The Center for Strategic & International Studies’ exhaustive review of investor-state dispute settlements around the world suggests that a win under NAFTA would be more akin to a moral victory than a monetary one. The study found that when investors prevail in such disputes, the awards are typically a tiny percentage of the initial claim, averaging less than 10 cents on the dollar.

And when the focus narrows to NAFTA, the U.S. has a nearly undefeated track record—it’s lost just one of 14 trade appeals filed.

Meanwhile, past lawsuits challenging presidential rulings on permits have generally been decided in favor of the government.

The courts have said the president has the power to rule on these matters based on the office’s Constitutional authority to conduct foreign policy.

As Reuters notes, however, these lawsuits were mostly on procedural grounds rather than the Constitutional case that TransCanada is making. But while the federal suit could set new precedents for legal geeks to mull over, it may not do enough for TransCanada.

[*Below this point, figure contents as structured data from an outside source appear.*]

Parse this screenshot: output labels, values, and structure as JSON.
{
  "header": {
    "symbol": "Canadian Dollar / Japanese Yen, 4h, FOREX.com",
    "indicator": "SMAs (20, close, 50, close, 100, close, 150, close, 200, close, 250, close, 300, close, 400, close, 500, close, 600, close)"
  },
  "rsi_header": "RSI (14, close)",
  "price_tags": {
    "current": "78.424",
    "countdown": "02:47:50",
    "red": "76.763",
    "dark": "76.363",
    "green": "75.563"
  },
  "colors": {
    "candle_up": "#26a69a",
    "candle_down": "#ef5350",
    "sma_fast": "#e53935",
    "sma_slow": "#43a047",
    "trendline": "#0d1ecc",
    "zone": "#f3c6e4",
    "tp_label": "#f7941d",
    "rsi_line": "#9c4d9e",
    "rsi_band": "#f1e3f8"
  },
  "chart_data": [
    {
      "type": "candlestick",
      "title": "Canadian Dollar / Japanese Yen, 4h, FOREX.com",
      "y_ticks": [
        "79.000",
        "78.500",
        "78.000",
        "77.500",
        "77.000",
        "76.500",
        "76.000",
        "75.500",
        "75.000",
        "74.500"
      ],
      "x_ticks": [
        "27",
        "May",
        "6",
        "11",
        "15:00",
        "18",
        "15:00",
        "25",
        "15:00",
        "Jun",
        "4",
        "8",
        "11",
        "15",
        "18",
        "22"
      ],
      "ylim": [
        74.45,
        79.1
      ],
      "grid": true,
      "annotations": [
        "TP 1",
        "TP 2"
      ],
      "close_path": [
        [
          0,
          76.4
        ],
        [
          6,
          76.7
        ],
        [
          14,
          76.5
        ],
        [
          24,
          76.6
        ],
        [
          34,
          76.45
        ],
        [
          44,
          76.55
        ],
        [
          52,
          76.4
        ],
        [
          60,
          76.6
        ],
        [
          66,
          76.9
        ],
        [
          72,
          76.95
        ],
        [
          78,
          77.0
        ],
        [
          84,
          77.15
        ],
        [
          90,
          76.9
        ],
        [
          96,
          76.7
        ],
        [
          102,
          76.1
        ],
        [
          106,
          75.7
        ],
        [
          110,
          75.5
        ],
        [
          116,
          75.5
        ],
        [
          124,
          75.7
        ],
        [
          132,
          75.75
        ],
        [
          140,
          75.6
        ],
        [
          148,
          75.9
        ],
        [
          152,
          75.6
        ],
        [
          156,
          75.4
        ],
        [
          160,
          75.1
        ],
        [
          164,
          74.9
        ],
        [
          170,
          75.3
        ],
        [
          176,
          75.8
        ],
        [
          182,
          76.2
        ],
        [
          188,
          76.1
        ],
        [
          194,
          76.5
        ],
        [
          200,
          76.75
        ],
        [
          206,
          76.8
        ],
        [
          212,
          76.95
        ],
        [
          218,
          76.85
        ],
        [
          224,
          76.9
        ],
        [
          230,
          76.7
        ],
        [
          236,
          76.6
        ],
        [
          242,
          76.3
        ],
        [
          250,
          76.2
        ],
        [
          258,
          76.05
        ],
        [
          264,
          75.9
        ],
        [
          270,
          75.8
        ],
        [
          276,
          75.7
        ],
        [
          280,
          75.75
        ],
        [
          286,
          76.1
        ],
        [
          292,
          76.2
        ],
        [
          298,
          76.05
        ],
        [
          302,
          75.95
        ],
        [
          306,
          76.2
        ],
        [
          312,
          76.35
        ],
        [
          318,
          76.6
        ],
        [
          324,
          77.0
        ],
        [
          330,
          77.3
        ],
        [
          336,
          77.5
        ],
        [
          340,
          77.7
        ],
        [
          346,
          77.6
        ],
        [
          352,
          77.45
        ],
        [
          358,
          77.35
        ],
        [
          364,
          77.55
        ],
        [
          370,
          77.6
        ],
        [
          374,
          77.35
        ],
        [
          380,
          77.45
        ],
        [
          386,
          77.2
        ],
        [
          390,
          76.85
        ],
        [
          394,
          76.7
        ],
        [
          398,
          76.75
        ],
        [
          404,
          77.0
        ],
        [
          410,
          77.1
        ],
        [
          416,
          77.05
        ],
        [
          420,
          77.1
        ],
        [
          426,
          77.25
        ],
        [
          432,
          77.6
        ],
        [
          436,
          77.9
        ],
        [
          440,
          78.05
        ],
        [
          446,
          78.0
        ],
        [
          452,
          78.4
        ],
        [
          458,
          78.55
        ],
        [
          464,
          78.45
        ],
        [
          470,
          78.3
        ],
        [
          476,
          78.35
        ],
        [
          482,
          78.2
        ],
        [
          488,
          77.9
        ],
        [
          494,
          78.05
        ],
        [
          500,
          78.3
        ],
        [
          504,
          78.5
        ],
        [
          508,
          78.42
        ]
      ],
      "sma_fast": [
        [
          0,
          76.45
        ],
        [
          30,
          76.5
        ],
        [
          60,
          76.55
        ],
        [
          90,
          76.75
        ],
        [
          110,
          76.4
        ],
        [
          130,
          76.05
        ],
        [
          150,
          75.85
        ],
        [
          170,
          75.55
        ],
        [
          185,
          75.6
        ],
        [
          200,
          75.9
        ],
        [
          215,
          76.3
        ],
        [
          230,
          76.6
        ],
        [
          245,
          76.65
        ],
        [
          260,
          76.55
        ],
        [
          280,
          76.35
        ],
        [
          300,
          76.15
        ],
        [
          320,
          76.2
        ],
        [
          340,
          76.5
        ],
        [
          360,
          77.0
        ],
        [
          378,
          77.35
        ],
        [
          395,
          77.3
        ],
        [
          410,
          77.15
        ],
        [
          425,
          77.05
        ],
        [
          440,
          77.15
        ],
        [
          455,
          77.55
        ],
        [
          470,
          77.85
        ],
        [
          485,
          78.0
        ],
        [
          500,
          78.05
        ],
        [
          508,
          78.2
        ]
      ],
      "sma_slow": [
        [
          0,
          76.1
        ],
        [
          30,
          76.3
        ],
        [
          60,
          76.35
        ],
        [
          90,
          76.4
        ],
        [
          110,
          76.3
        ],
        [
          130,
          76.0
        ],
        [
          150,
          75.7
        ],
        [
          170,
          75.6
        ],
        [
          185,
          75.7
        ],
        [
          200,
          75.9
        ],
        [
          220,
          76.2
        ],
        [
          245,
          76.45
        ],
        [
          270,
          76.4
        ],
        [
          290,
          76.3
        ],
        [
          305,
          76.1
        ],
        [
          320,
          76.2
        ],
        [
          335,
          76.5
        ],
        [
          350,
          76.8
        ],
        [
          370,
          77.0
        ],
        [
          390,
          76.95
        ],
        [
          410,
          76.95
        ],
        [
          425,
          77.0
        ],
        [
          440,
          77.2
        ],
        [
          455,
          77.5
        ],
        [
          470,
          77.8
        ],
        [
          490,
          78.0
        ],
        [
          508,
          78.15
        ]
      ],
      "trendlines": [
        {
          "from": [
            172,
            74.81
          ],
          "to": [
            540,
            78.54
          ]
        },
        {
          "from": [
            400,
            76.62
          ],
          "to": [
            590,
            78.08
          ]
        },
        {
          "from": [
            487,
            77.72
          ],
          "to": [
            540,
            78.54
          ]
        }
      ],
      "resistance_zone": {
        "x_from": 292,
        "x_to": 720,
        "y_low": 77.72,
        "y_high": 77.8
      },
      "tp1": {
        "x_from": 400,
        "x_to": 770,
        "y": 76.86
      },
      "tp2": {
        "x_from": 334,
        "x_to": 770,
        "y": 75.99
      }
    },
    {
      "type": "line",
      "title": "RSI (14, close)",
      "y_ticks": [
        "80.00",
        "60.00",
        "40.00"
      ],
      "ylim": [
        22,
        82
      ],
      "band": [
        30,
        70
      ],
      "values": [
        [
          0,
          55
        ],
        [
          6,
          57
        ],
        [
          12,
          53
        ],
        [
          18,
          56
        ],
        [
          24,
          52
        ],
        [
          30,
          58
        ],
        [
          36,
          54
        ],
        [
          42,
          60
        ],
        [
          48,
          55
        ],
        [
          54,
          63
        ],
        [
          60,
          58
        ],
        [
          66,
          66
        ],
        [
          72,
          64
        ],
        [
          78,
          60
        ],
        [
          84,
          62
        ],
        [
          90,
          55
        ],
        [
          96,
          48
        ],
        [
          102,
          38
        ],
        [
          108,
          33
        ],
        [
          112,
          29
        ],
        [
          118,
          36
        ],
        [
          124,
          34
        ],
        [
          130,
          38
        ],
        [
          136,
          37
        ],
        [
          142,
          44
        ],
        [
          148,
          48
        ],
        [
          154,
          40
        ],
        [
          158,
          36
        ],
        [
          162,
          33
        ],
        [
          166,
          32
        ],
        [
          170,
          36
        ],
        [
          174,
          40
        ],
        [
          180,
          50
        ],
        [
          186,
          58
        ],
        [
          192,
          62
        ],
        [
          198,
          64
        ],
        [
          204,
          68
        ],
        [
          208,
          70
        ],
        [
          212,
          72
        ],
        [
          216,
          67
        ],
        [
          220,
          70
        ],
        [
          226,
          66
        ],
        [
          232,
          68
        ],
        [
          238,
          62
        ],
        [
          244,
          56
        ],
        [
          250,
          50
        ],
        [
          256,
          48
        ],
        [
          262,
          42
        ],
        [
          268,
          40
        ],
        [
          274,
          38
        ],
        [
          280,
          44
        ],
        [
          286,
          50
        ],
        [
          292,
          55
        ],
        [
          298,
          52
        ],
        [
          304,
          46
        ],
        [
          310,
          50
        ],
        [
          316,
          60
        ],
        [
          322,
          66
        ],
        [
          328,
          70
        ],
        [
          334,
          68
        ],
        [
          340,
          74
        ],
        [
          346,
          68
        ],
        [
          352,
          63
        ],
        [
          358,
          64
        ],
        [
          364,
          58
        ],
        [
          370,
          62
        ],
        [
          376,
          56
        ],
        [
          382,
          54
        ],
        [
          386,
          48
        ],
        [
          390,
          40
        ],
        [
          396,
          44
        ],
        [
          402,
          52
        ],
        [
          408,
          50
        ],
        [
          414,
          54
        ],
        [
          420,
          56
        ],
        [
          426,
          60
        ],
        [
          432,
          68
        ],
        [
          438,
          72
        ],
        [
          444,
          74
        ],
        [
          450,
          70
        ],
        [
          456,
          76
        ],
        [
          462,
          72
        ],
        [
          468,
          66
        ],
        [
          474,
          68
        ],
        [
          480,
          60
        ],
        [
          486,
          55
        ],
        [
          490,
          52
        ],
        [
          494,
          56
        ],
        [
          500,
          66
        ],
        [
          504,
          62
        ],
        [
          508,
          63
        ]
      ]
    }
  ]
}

But TransCanada has another path to victory on Keystone that could occur far sooner than any legal outcome, and with greater odds of success: The U.S. presidential election.

All five of the top Republican candidates are favorably disposed toward Keystone.

And while Democratic frontrunner Hillary Clinton recently said she’s opposed to Keystone, that announcement came late enough in the game to suggest that her stance is more informed by political marketing than ideology.

Still, sometimes that’s all that matters, especially if environmentalists spend heavily on Clinton’s campaign.

But overall, a closely divided U.S. electorate means that TransCanada’s best odds are at the ballot box next November, not through the courts.